The crux of the situation is best summed up by Chris’ comment:

While slamming Apple at their annual convention, they celebrated Google with lots of presentation slots for their Android system. As I wrote above, Android accessibility is poor at best but NFB probably got a fat contribution from Google and, as any advocate knows, money talks, accessibility walks.

iPad Opens World to a Disabled Boy

An anecdotal little piece from The New York Times about the iPad as an enabling device for a young boy with a motor-neuron disease:

Owen, 7, does not have the strength to maneuver a computer mouse, but when a nurse propped her boyfriend’s iPad within reach in June, he did something his mother had never seen before.

He aimed his left pointer finger at an icon on the screen, touched it — just barely — and opened the application Gravitarium, which plays music as users create landscapes of stars on the screen. Over the years, Owen’s parents had tried several computerized communications contraptions to give him an escape from his disability, but the iPad was the first that worked on the first try.

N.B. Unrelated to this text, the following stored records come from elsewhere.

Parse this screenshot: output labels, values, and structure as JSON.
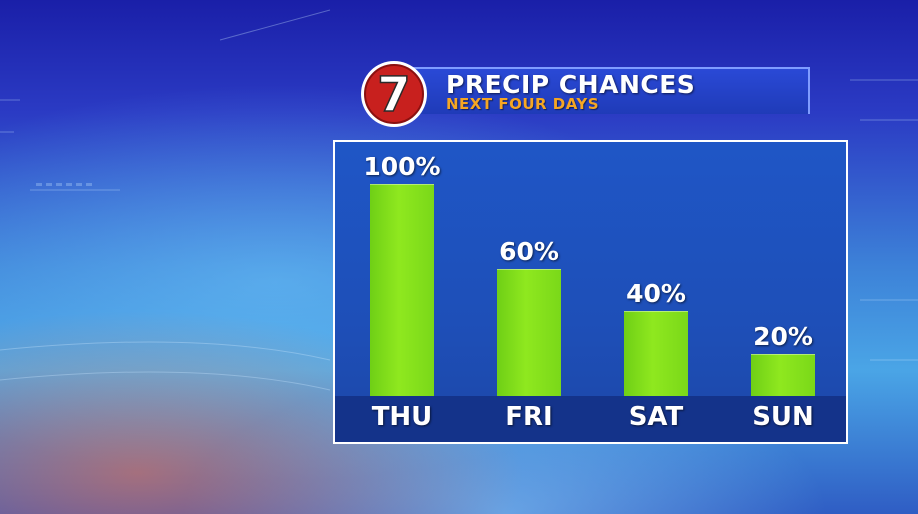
{
  "header": {
    "title": "PRECIP CHANCES",
    "subtitle": "NEXT FOUR DAYS",
    "logo_text": "7"
  },
  "colors": {
    "bar": "#8fe81f",
    "panel": "#1f56c6",
    "axis_strip": "#14338a",
    "subtitle": "#f5a623",
    "logo_red": "#c8201e"
  },
  "chart_data": {
    "type": "bar",
    "categories": [
      "THU",
      "FRI",
      "SAT",
      "SUN"
    ],
    "values": [
      100,
      60,
      40,
      20
    ],
    "value_labels": [
      "100%",
      "60%",
      "40%",
      "20%"
    ],
    "title": "PRECIP CHANCES",
    "subtitle": "NEXT FOUR DAYS",
    "ylim": [
      0,
      100
    ],
    "grid": false,
    "legend": "none"
  }
}
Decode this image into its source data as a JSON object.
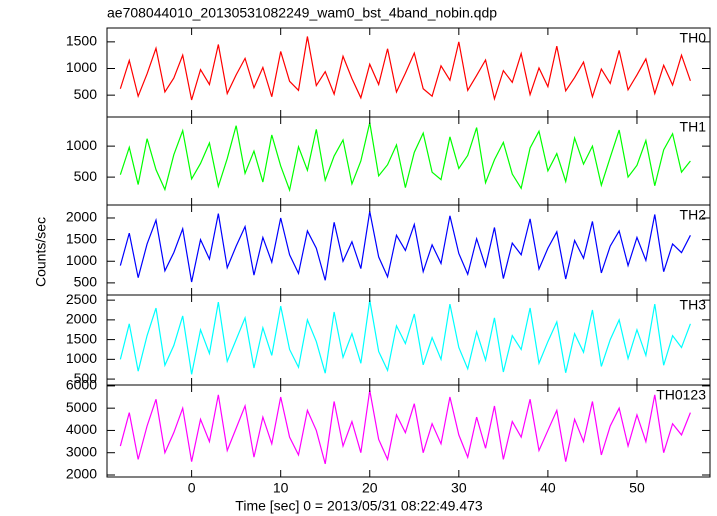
{
  "chart_data": {
    "type": "line",
    "title": "ae708044010_20130531082249_wam0_bst_4band_nobin.qdp",
    "xlabel": "Time [sec] 0 = 2013/05/31 08:22:49.473",
    "ylabel": "Counts/sec",
    "x": [
      -8,
      -7,
      -6,
      -5,
      -4,
      -3,
      -2,
      -1,
      0,
      1,
      2,
      3,
      4,
      5,
      6,
      7,
      8,
      9,
      10,
      11,
      12,
      13,
      14,
      15,
      16,
      17,
      18,
      19,
      20,
      21,
      22,
      23,
      24,
      25,
      26,
      27,
      28,
      29,
      30,
      31,
      32,
      33,
      34,
      35,
      36,
      37,
      38,
      39,
      40,
      41,
      42,
      43,
      44,
      45,
      46,
      47,
      48,
      49,
      50,
      51,
      52,
      53,
      54,
      55,
      56
    ],
    "xlim": [
      -9.5,
      58.2
    ],
    "xticks": [
      0,
      10,
      20,
      30,
      40,
      50
    ],
    "series": [
      {
        "name": "TH0",
        "color": "#ff0000",
        "ylim": [
          90,
          1760
        ],
        "yticks": [
          500,
          1000,
          1500
        ],
        "values": [
          620,
          1150,
          480,
          900,
          1380,
          560,
          820,
          1250,
          410,
          980,
          700,
          1450,
          530,
          880,
          1190,
          640,
          1020,
          470,
          1320,
          760,
          590,
          1600,
          680,
          940,
          520,
          1230,
          810,
          450,
          1080,
          700,
          1370,
          560,
          910,
          1290,
          620,
          480,
          1050,
          780,
          1500,
          590,
          870,
          1160,
          430,
          960,
          740,
          1280,
          510,
          1010,
          660,
          1420,
          580,
          830,
          1120,
          470,
          990,
          720,
          1340,
          600,
          880,
          1180,
          530,
          1060,
          690,
          1250,
          770
        ]
      },
      {
        "name": "TH1",
        "color": "#00ff00",
        "ylim": [
          50,
          1470
        ],
        "yticks": [
          500,
          1000
        ],
        "values": [
          540,
          980,
          380,
          1120,
          620,
          300,
          860,
          1250,
          470,
          720,
          1050,
          350,
          800,
          1330,
          560,
          920,
          420,
          1180,
          680,
          290,
          990,
          610,
          1270,
          450,
          840,
          1100,
          390,
          760,
          1380,
          520,
          700,
          1020,
          330,
          900,
          1210,
          580,
          460,
          1150,
          640,
          850,
          1300,
          410,
          780,
          1060,
          550,
          320,
          970,
          1240,
          600,
          880,
          430,
          1130,
          710,
          1000,
          370,
          820,
          1260,
          500,
          690,
          1090,
          360,
          940,
          1200,
          580,
          760
        ]
      },
      {
        "name": "TH2",
        "color": "#0000ff",
        "ylim": [
          220,
          2300
        ],
        "yticks": [
          500,
          1000,
          1500,
          2000
        ],
        "values": [
          900,
          1650,
          620,
          1400,
          1950,
          780,
          1200,
          1750,
          520,
          1500,
          1050,
          2100,
          850,
          1350,
          1800,
          680,
          1550,
          980,
          2000,
          1150,
          720,
          1700,
          1300,
          560,
          1900,
          1000,
          1450,
          830,
          2150,
          1100,
          640,
          1600,
          1250,
          1850,
          760,
          1380,
          950,
          2050,
          1180,
          700,
          1520,
          880,
          1780,
          600,
          1420,
          1150,
          1980,
          820,
          1300,
          1680,
          590,
          1480,
          1070,
          1920,
          730,
          1350,
          1700,
          900,
          1550,
          1020,
          2080,
          760,
          1400,
          1200,
          1600
        ]
      },
      {
        "name": "TH3",
        "color": "#00ffff",
        "ylim": [
          350,
          2630
        ],
        "yticks": [
          500,
          1000,
          1500,
          2000,
          2500
        ],
        "values": [
          1000,
          1900,
          700,
          1600,
          2300,
          850,
          1350,
          2100,
          620,
          1750,
          1150,
          2450,
          950,
          1500,
          2050,
          780,
          1800,
          1100,
          2350,
          1250,
          800,
          2000,
          1450,
          650,
          2200,
          1050,
          1650,
          900,
          2500,
          1200,
          720,
          1850,
          1400,
          2150,
          860,
          1550,
          1000,
          2400,
          1300,
          760,
          1700,
          980,
          2050,
          680,
          1600,
          1250,
          2300,
          900,
          1450,
          1950,
          660,
          1650,
          1180,
          2250,
          820,
          1500,
          2000,
          1020,
          1750,
          1100,
          2400,
          850,
          1600,
          1300,
          1900
        ]
      },
      {
        "name": "TH0123",
        "color": "#ff00ff",
        "ylim": [
          1910,
          6040
        ],
        "yticks": [
          2000,
          3000,
          4000,
          5000,
          6000
        ],
        "values": [
          3300,
          4800,
          2700,
          4200,
          5400,
          3000,
          3900,
          5000,
          2600,
          4500,
          3500,
          5600,
          3100,
          4100,
          5100,
          2800,
          4600,
          3400,
          5500,
          3700,
          2900,
          4900,
          4000,
          2500,
          5300,
          3300,
          4400,
          3000,
          5800,
          3600,
          2700,
          4700,
          3900,
          5200,
          3000,
          4300,
          3400,
          5500,
          3800,
          2800,
          4600,
          3200,
          5100,
          2700,
          4400,
          3700,
          5400,
          3100,
          4000,
          4900,
          2600,
          4500,
          3500,
          5300,
          2900,
          4200,
          5000,
          3300,
          4700,
          3500,
          5600,
          3000,
          4300,
          3800,
          4800
        ]
      }
    ]
  }
}
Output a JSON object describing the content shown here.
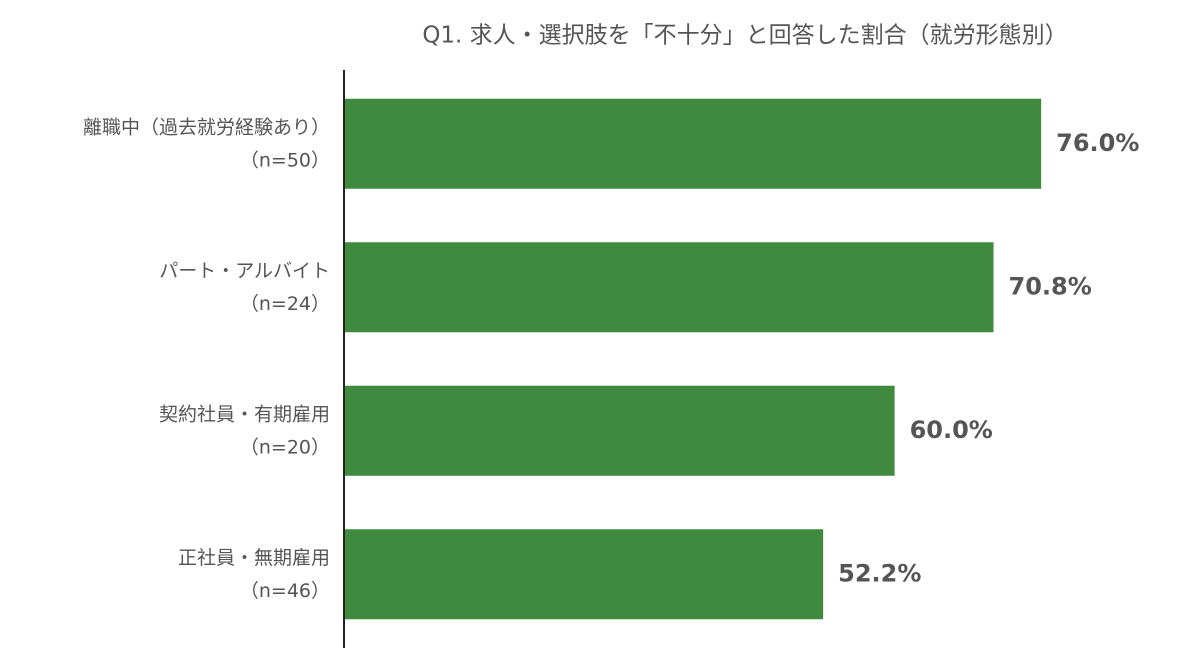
{
  "chart_data": {
    "type": "bar",
    "orientation": "horizontal",
    "title": "Q1. 求人・選択肢を「不十分」と回答した割合（就労形態別）",
    "categories": [
      "離職中（過去就労経験あり）",
      "パート・アルバイト",
      "契約社員・有期雇用",
      "正社員・無期雇用"
    ],
    "category_notes": [
      "（n=50）",
      "（n=24）",
      "（n=20）",
      "（n=46）"
    ],
    "values": [
      76.0,
      70.8,
      60.0,
      52.2
    ],
    "value_labels": [
      "76.0%",
      "70.8%",
      "60.0%",
      "52.2%"
    ],
    "color": "#3f8a3f"
  }
}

There are also some interesting insights about the adoption of the device amongst different groups of disabled users:

For a mainstream technological device like the iPad to have been instantly embraced by the disabled is unusual. It is far more common for items designed for disabled people to be adapted for general use, like closed-captioning on televisions in gyms or GPS devices in cars that announce directions. Also, most mainstream devices do not come with built-ins like the iPad’s closed-captioning, magnification and audible readout functions — which were intended to keep it simple for all users, but also help disabled people.